1) Giovedì scorso, ad Annozero, il finiano Bocchino racconta che Valter Lavitola, il direttore dell’Avanti! che lui accusa per la patacca anti-Fini, “ci fu raccomandato da Berlusconi per una candidatura nel 2008 perché, insieme a Sica, l’aveva aiutato a far cadere il governo Prodi”.

2) Ernesto Sica è l’ex assessore campano del Pdl arrestato per lo scandalo P3: l’ex craxiano Arcangelo Martino, pure lui in carcere, parla di Sica ai pm romani sempre a proposito della compravendita di senatori del centrosinistra che nel 2008 propiziò la caduta di Prodi. Secondo Martino, Sica spinse un amico imprenditore a offrire denaro al diniano Giuseppe Scalera e ad altri senatori in bilico per passare con B.: poi avrebbe usato il proprio ruolo per ricattare B. in cambio della candidatura a governatore della Campania e, sfumata quella, per diventare assessore regionale della giunta Caldoro. “Sica – dice a verbale Martino – mi disse che conosceva bene Berlusconi e che aveva dormito a lungo a via del Plebiscito (Palazzo Grazioli, ndr) da cui era stato allontanato per gelosia da Bonaiuti e Ghedini.
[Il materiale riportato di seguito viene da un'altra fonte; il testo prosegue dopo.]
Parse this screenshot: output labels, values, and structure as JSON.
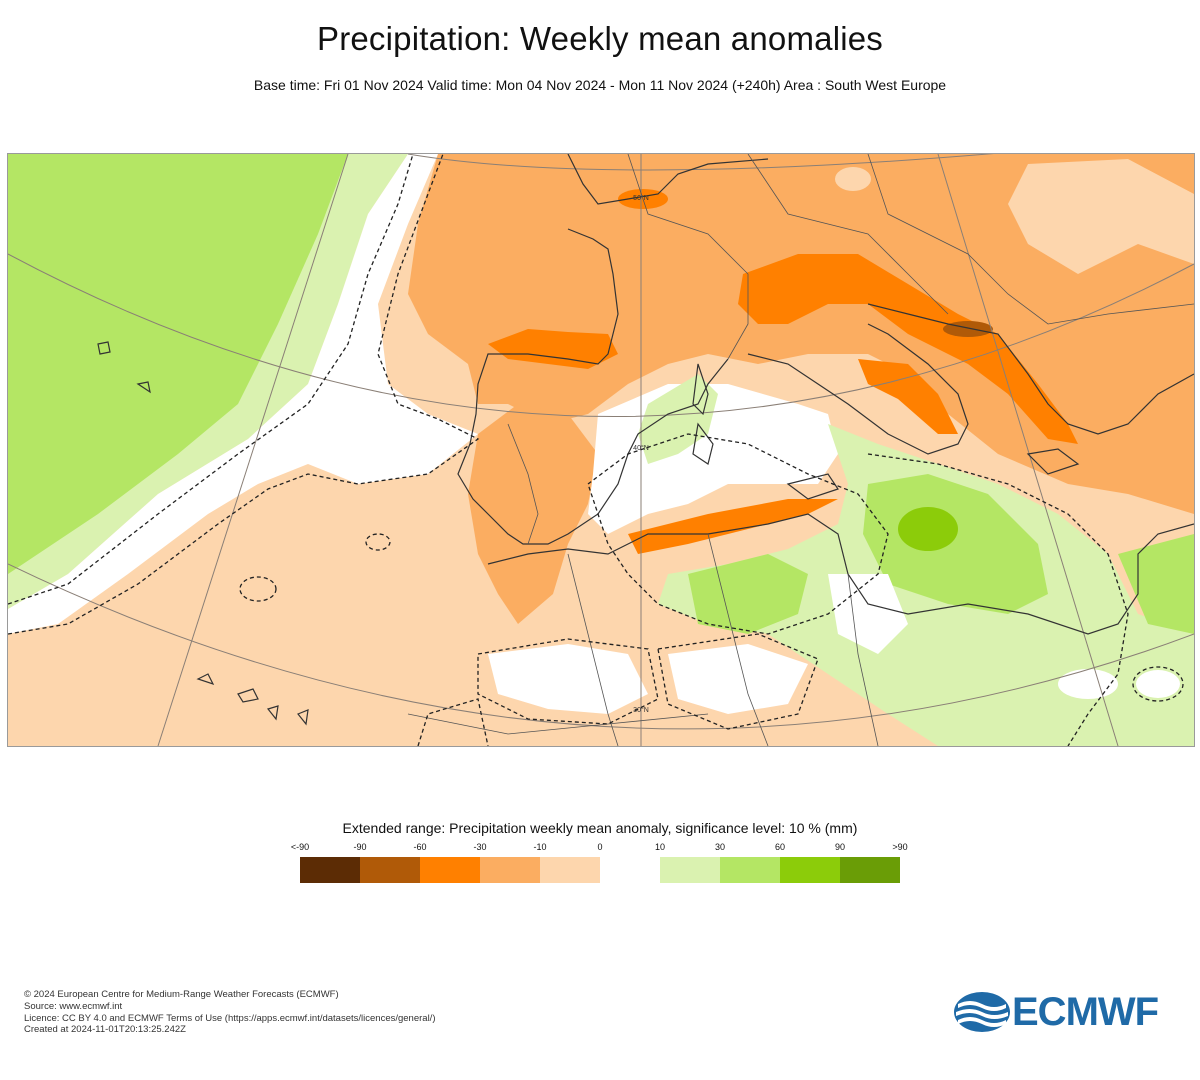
{
  "header": {
    "title": "Precipitation: Weekly mean anomalies",
    "subtitle": "Base time: Fri 01 Nov 2024 Valid time: Mon 04 Nov 2024 - Mon 11 Nov 2024 (+240h) Area : South West Europe"
  },
  "map": {
    "grid_labels": [
      "50°N",
      "40°N",
      "30°N"
    ]
  },
  "legend": {
    "title": "Extended range: Precipitation weekly mean anomaly, significance level: 10 % (mm)",
    "labels": [
      "<-90",
      "-90",
      "-60",
      "-30",
      "-10",
      "0",
      "10",
      "30",
      "60",
      "90",
      ">90"
    ],
    "colors": [
      "#5c2c05",
      "#b05a08",
      "#ff8000",
      "#fbad61",
      "#fdd6ad",
      "#ffffff",
      "#daf2b0",
      "#b4e664",
      "#8ccc0a",
      "#6a9d06",
      "#4d6e08"
    ]
  },
  "footer": {
    "line1": "© 2024 European Centre for Medium-Range Weather Forecasts (ECMWF)",
    "line2": "Source: www.ecmwf.int",
    "line3": "Licence: CC BY 4.0 and ECMWF Terms of Use (https://apps.ecmwf.int/datasets/licences/general/)",
    "line4": "Created at 2024-11-01T20:13:25.242Z"
  },
  "logo": {
    "text": "ECMWF",
    "color": "#1f6aa7"
  }
}
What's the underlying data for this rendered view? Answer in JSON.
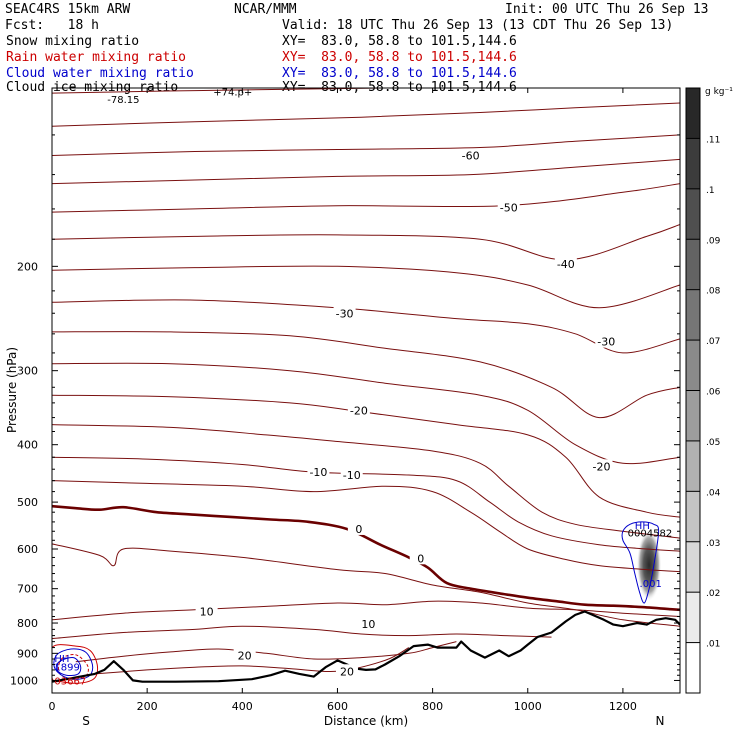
{
  "header": {
    "model": "SEAC4RS 15km ARW",
    "fcst": "Fcst:   18 h",
    "org": "NCAR/MMM",
    "init": "Init: 00 UTC Thu 26 Sep 13",
    "valid": "Valid: 18 UTC Thu 26 Sep 13 (13 CDT Thu 26 Sep 13)"
  },
  "fields": [
    {
      "name": "Snow mixing ratio",
      "xy": "XY=  83.0, 58.8 to 101.5,144.6",
      "color": "#000000"
    },
    {
      "name": "Rain water mixing ratio",
      "xy": "XY=  83.0, 58.8 to 101.5,144.6",
      "color": "#cc0000"
    },
    {
      "name": "Cloud water mixing ratio",
      "xy": "XY=  83.0, 58.8 to 101.5,144.6",
      "color": "#0000cc"
    },
    {
      "name": "Cloud ice mixing ratio",
      "xy": "XY=  83.0, 58.8 to 101.5,144.6",
      "color": "#000000"
    }
  ],
  "chart_data": {
    "type": "contour",
    "xlabel": "Distance (km)",
    "ylabel": "Pressure (hPa)",
    "xlim": [
      0,
      1320
    ],
    "ylim": [
      1050,
      100
    ],
    "y_scale": "log",
    "x_ticks": [
      0,
      200,
      400,
      600,
      800,
      1000,
      1200
    ],
    "y_ticks": [
      200,
      300,
      400,
      500,
      600,
      700,
      800,
      900,
      1000
    ],
    "x_tick_labels": [
      "0",
      "200",
      "400",
      "600",
      "800",
      "1000",
      "1200"
    ],
    "y_tick_labels": [
      "200",
      "300",
      "400",
      "500",
      "600",
      "700",
      "800",
      "900",
      "1000"
    ],
    "endpoints": {
      "left": "S",
      "right": "N"
    },
    "colorbar": {
      "unit": "g kg⁻¹",
      "ticks": [
        ".01",
        ".02",
        ".03",
        ".04",
        ".05",
        ".06",
        ".07",
        ".08",
        ".09",
        ".1",
        ".11"
      ],
      "values": [
        0.01,
        0.02,
        0.03,
        0.04,
        0.05,
        0.06,
        0.07,
        0.08,
        0.09,
        0.1,
        0.11
      ]
    },
    "temperature_labels": [
      {
        "text": "-60",
        "x": 880,
        "p": 130
      },
      {
        "text": "-50",
        "x": 960,
        "p": 159
      },
      {
        "text": "-40",
        "x": 1080,
        "p": 198
      },
      {
        "text": "-30",
        "x": 615,
        "p": 240
      },
      {
        "text": "-30",
        "x": 1165,
        "p": 268
      },
      {
        "text": "-20",
        "x": 645,
        "p": 350
      },
      {
        "text": "-20",
        "x": 1155,
        "p": 435
      },
      {
        "text": "-10",
        "x": 560,
        "p": 445
      },
      {
        "text": "-10",
        "x": 630,
        "p": 450
      },
      {
        "text": "0",
        "x": 645,
        "p": 555
      },
      {
        "text": "0",
        "x": 775,
        "p": 622
      },
      {
        "text": "10",
        "x": 325,
        "p": 765
      },
      {
        "text": "10",
        "x": 665,
        "p": 803
      },
      {
        "text": "20",
        "x": 405,
        "p": 908
      },
      {
        "text": "20",
        "x": 620,
        "p": 965
      }
    ],
    "top_labels": [
      {
        "text": "-78.15",
        "x": 150,
        "p": 106
      },
      {
        "text": "+74.p+",
        "x": 380,
        "p": 103
      }
    ],
    "max_labels": [
      {
        "text": "HH",
        "x": 1225,
        "p": 555,
        "color": "#0000cc"
      },
      {
        "text": "0004582",
        "x": 1210,
        "p": 572,
        "color": "#000000"
      },
      {
        "text": ".001",
        "x": 1235,
        "p": 695,
        "color": "#0000cc"
      },
      {
        "text": "HH",
        "x": 5,
        "p": 930,
        "color": "#0000cc"
      },
      {
        "text": "1899",
        "x": 5,
        "p": 962,
        "color": "#0000cc"
      },
      {
        "text": "03667",
        "x": 5,
        "p": 1015,
        "color": "#cc0000"
      }
    ],
    "terrain": {
      "x": [
        0,
        30,
        60,
        90,
        110,
        130,
        150,
        170,
        190,
        260,
        350,
        420,
        460,
        490,
        520,
        550,
        575,
        600,
        620,
        640,
        660,
        680,
        700,
        730,
        760,
        790,
        810,
        830,
        850,
        860,
        880,
        910,
        940,
        960,
        985,
        1000,
        1020,
        1050,
        1080,
        1100,
        1120,
        1160,
        1180,
        1200,
        1230,
        1250,
        1270,
        1290,
        1310,
        1320
      ],
      "p": [
        1005,
        995,
        985,
        975,
        960,
        928,
        960,
        1000,
        1005,
        1005,
        1003,
        995,
        980,
        963,
        975,
        985,
        950,
        925,
        940,
        955,
        960,
        958,
        940,
        910,
        875,
        870,
        880,
        880,
        880,
        860,
        890,
        915,
        890,
        910,
        890,
        870,
        845,
        830,
        795,
        775,
        765,
        790,
        805,
        810,
        800,
        805,
        790,
        785,
        790,
        805
      ]
    },
    "freezing_level": {
      "x": [
        0,
        50,
        100,
        150,
        220,
        300,
        380,
        460,
        540,
        620,
        690,
        750,
        790,
        830,
        880,
        950,
        1000,
        1060,
        1120,
        1180,
        1240,
        1300,
        1320
      ],
      "p": [
        508,
        512,
        515,
        510,
        520,
        525,
        530,
        535,
        540,
        555,
        590,
        620,
        645,
        685,
        700,
        715,
        725,
        735,
        745,
        748,
        752,
        758,
        760
      ]
    },
    "isotherms": [
      {
        "x": [
          0,
          300,
          700,
          1000,
          1320
        ],
        "p": [
          102,
          101,
          100,
          99,
          98
        ]
      },
      {
        "x": [
          0,
          300,
          650,
          900,
          1100,
          1320
        ],
        "p": [
          116,
          114,
          112,
          110,
          108,
          106
        ]
      },
      {
        "x": [
          0,
          300,
          600,
          900,
          1100,
          1320
        ],
        "p": [
          130,
          128,
          127,
          126,
          123,
          120
        ]
      },
      {
        "x": [
          0,
          300,
          600,
          880,
          1100,
          1320
        ],
        "p": [
          145,
          143,
          141,
          140,
          136,
          132
        ]
      },
      {
        "x": [
          0,
          300,
          600,
          950,
          1200,
          1320
        ],
        "p": [
          162,
          160,
          158,
          158,
          150,
          145
        ]
      },
      {
        "x": [
          0,
          300,
          600,
          900,
          1080,
          1250,
          1320
        ],
        "p": [
          180,
          178,
          177,
          180,
          195,
          178,
          170
        ]
      },
      {
        "x": [
          0,
          300,
          600,
          850,
          1000,
          1150,
          1320
        ],
        "p": [
          203,
          201,
          200,
          205,
          215,
          235,
          215
        ]
      },
      {
        "x": [
          0,
          300,
          600,
          850,
          1000,
          1100,
          1200,
          1320
        ],
        "p": [
          230,
          228,
          235,
          245,
          250,
          260,
          280,
          265
        ]
      },
      {
        "x": [
          0,
          250,
          500,
          700,
          900,
          1050,
          1150,
          1250,
          1320
        ],
        "p": [
          258,
          258,
          262,
          275,
          290,
          320,
          360,
          330,
          320
        ]
      },
      {
        "x": [
          0,
          250,
          500,
          700,
          900,
          1000,
          1100,
          1200,
          1320
        ],
        "p": [
          292,
          292,
          300,
          315,
          330,
          350,
          400,
          430,
          420
        ]
      },
      {
        "x": [
          0,
          250,
          500,
          650,
          850,
          1000,
          1080,
          1150,
          1250,
          1320
        ],
        "p": [
          330,
          332,
          340,
          352,
          370,
          385,
          420,
          490,
          520,
          530
        ]
      },
      {
        "x": [
          0,
          250,
          450,
          600,
          800,
          900,
          960,
          1030,
          1100,
          1200,
          1320
        ],
        "p": [
          370,
          374,
          385,
          395,
          410,
          430,
          470,
          520,
          545,
          560,
          575
        ]
      },
      {
        "x": [
          0,
          200,
          400,
          550,
          750,
          850,
          920,
          980,
          1050,
          1150,
          1250,
          1320
        ],
        "p": [
          420,
          423,
          432,
          445,
          450,
          460,
          500,
          540,
          570,
          590,
          600,
          605
        ]
      },
      {
        "x": [
          0,
          200,
          400,
          550,
          700,
          800,
          880,
          940,
          1000,
          1080,
          1150,
          1250,
          1320
        ],
        "p": [
          460,
          465,
          470,
          480,
          470,
          480,
          520,
          560,
          600,
          625,
          640,
          650,
          655
        ]
      },
      {
        "x": [
          0,
          100,
          130,
          150,
          250,
          400,
          600,
          700,
          800,
          900,
          1000,
          1100,
          1200,
          1320
        ],
        "p": [
          588,
          615,
          640,
          600,
          605,
          620,
          650,
          660,
          690,
          710,
          740,
          760,
          790,
          810
        ]
      },
      {
        "x": [
          0,
          150,
          300,
          450,
          600,
          700,
          800,
          900,
          1000,
          1100,
          1200,
          1320
        ],
        "p": [
          790,
          770,
          760,
          750,
          740,
          745,
          735,
          740,
          755,
          760,
          770,
          780
        ]
      },
      {
        "x": [
          0,
          150,
          300,
          400,
          550,
          650,
          750,
          850,
          950,
          1050
        ],
        "p": [
          850,
          830,
          820,
          810,
          820,
          835,
          840,
          835,
          840,
          845
        ]
      },
      {
        "x": [
          50,
          150,
          250,
          350,
          450,
          550,
          650,
          750,
          800,
          850
        ],
        "p": [
          930,
          910,
          895,
          885,
          900,
          920,
          915,
          900,
          880,
          860
        ]
      },
      {
        "x": [
          90,
          200,
          300,
          400,
          500,
          600,
          700,
          750
        ],
        "p": [
          975,
          960,
          950,
          945,
          955,
          965,
          925,
          880
        ]
      }
    ],
    "cloud_core": {
      "x_center": 1255,
      "p_center": 645,
      "x_halfwidth": 26,
      "p_top": 555,
      "p_bottom": 735
    },
    "cloud_water_contours": [
      {
        "x": [
          1200,
          1215,
          1240,
          1265,
          1275,
          1265,
          1255,
          1245,
          1235,
          1225,
          1215,
          1200
        ],
        "p": [
          560,
          545,
          540,
          545,
          560,
          640,
          700,
          740,
          710,
          660,
          610,
          580
        ]
      },
      {
        "x": [
          10,
          40,
          70,
          85,
          80,
          55,
          25,
          5
        ],
        "p": [
          905,
          885,
          895,
          940,
          980,
          995,
          985,
          950
        ]
      },
      {
        "x": [
          15,
          45,
          60,
          55,
          30,
          10
        ],
        "p": [
          930,
          915,
          945,
          975,
          980,
          960
        ]
      }
    ],
    "rain_contours": [
      {
        "x": [
          0,
          50,
          80,
          95,
          90,
          60,
          20,
          0
        ],
        "p": [
          880,
          875,
          890,
          940,
          990,
          1010,
          1005,
          990
        ]
      },
      {
        "x": [
          20,
          50,
          75,
          70,
          40,
          15
        ],
        "p": [
          920,
          905,
          945,
          985,
          995,
          970
        ]
      }
    ]
  }
}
Disse che Berlusconi doveva a lui la caduta del governo Prodi, in quanto egli si era adoperato con l’aiuto di un imprenditore amico di Sica e ben conosciuto da Berlusconi a convincere previo esborso di ingenti somme di denaro, alcuni senatori del centrosinistra a votare contro Prodi. Mi fece i nomi di Andreotti e Scalera”. Martino avvertì Dell’Utri e Sica fu convocato da Verdini, che gli garantì una sistemazione: puntualmente Sica divenne assessore. Ma Verdini assicurò che il vero sponsor della nomina di Sica era B.. Strano. Visto che Martino racconta: “Berlusconi riteneva Sica un ricattatore. Più volte Sica mi annunciò una denuncia sulla corruzione dei senatori, ma non l’ha mai presentata”. (more…)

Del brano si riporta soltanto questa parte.